Lors de l’évacuation des blessé-e-s, les forces de l’ordre ont pris pour cible les groupes de personnes qui étaient en train de venir en aide aux blessé.e.s, en engendrant panique et nouvelles blessures.

Pour les blessé-e-s les plus graves, les services publics de secours ont été appelés mais nous n’avons pu que constater leur difficulté à gérer des blessures balistiques pour lesquelles ils ne semblent pas être formés. Faut-il former les services de secours à soigner des blessures « de guerre » ou arrêter d’utiliser des armes à feu sur des civils susceptibles de mutiler et tuer, contrairement à ce que suppose leur « non-létalité » ?

Ce bilan est extrêmement lourd et s’additionne à celui, déjà très violent, de la manifestation du 18 février 2017, où une vingtaine de personnes avaient été blessés et 2 hospitalisées.

Potentielles suites répressives pour les personnes hospitalisé-e-s

Non content de se limiter à blesser, mutiler et peut-être amputer des manifestant.es, la police va jusqu’à les assaillir dans les hôpitaux, parfois avant même qu’ielles soient soigné-e-s, pour les auditionner voire les perquisitionner :

  • Une personne hospitalisée à Neufchâteau a vu débarquer la police dans sa chambre pour contrôler son identité.
  • À l’hôpital de Nancy, la police a auditionné le manifestant sévèrement blessé au pied dans l’après-midi du 16 août, 1h30 d’interrogatoire épuisant par des gens responsables d’une possible amputation. Une question sur deux le concernait, les autres étaient sur la manifestation. « J’accepte l’audition mais je ne vous dirai rien vous avez bousillé ma vie », réponse sur le ton du gentil flic « On est là pour vous, pas contre vous, là pour vous aider. » 1h30 plus tard, les policiers reviennent avec un ordre de perquisition pour contrôler ses vêtements. « Je suis fatigué, vous me mettez la pression, c’est la deuxième fois que vous rentrez dans ma chambre ! ». Réponse : « J’ai été gentil, j’aurais pu ne pas l’être. »

Une stratégie répressive de plus en plus brutale

Il est loin le temps où la stratégie de l’Andra et de la Préfecture se résumait à « ne faisons pas de vagues  », pour éviter de trop visibiliser la contestation du projet.

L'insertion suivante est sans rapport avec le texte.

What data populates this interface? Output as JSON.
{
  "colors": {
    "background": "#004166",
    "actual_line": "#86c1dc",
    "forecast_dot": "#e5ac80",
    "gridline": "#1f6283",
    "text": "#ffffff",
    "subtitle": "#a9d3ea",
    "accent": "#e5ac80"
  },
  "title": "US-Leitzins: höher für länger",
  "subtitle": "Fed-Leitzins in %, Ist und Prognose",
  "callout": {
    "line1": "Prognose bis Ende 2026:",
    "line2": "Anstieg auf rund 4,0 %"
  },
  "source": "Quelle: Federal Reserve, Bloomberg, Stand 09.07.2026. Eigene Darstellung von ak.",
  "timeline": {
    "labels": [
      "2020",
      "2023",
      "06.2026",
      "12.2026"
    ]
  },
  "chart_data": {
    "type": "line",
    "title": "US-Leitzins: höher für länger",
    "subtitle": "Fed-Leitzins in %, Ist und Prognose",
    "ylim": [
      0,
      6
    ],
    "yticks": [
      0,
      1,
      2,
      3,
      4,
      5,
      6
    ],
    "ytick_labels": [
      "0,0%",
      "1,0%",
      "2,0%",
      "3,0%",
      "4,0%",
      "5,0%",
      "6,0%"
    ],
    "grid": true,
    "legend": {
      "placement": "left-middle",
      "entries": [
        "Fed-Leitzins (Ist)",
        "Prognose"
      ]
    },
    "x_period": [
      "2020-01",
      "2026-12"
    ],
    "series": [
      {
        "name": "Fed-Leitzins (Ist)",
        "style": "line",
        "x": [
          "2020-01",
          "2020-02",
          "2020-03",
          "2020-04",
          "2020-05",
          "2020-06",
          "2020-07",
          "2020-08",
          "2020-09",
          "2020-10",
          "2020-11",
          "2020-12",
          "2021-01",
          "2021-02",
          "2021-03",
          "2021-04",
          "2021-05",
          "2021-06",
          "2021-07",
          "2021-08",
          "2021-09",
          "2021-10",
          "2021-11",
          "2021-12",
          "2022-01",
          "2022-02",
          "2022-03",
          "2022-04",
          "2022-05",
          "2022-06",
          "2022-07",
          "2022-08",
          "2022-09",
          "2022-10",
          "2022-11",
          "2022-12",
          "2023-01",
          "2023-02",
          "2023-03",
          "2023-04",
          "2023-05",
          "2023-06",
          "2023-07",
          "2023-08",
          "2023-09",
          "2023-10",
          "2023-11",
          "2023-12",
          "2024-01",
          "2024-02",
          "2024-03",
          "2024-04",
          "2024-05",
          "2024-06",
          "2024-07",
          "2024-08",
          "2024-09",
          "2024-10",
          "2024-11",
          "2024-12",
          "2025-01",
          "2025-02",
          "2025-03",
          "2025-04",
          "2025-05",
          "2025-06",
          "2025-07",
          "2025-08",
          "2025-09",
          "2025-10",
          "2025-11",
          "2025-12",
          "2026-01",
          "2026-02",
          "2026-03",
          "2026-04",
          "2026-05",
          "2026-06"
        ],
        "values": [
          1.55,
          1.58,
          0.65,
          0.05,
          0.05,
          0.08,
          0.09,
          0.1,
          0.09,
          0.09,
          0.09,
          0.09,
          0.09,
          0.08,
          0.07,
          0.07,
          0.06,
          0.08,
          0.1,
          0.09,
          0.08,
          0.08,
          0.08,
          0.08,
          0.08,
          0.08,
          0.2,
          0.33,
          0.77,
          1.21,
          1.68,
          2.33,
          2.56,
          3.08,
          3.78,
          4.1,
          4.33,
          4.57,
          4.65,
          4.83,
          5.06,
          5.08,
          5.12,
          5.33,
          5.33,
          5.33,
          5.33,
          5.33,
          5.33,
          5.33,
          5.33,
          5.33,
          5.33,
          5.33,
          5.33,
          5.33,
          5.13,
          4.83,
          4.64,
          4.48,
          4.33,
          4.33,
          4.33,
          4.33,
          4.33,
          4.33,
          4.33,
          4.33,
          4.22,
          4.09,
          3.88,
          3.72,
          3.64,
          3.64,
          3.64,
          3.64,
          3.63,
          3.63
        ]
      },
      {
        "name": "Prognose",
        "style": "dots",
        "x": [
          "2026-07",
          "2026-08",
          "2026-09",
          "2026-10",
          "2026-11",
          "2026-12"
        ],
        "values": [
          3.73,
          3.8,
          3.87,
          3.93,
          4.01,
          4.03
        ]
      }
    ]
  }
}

Depuis quelques mois la stratégie policière évolue vers un tournant de plus en plus agressif : intimidations et provocations au quotidien, asphyxie directe des manifestations, blessés graves. Bien loin de se cantonner à protéger le laboratoire et les autres infrastructures comme c’était le cas par le passé, les gendarmes ont reçu l’ordre de venir directement au contact des manifestant-e-s en plein milieu des villages, pour apeurer les gens, favoriser la division, blesser, mutiler… Jusqu’où ira-t-elle ?

L’objectif d’un tel communiqué n’est pas de tomber dans une contre-propagande victimaire, un bilan morbide ou une surenchère guerrière. Il est de documenter au mieux les attaques de la police sur le cortège, et d’offrir un témoignage sur l’évolution continue du dispositif répressif à Bure. Nous prenons acte de cette stratégie d’asphyxie et, dans les mois et années à venir, nous allons chercher à nous donner de l’air de multiples manières.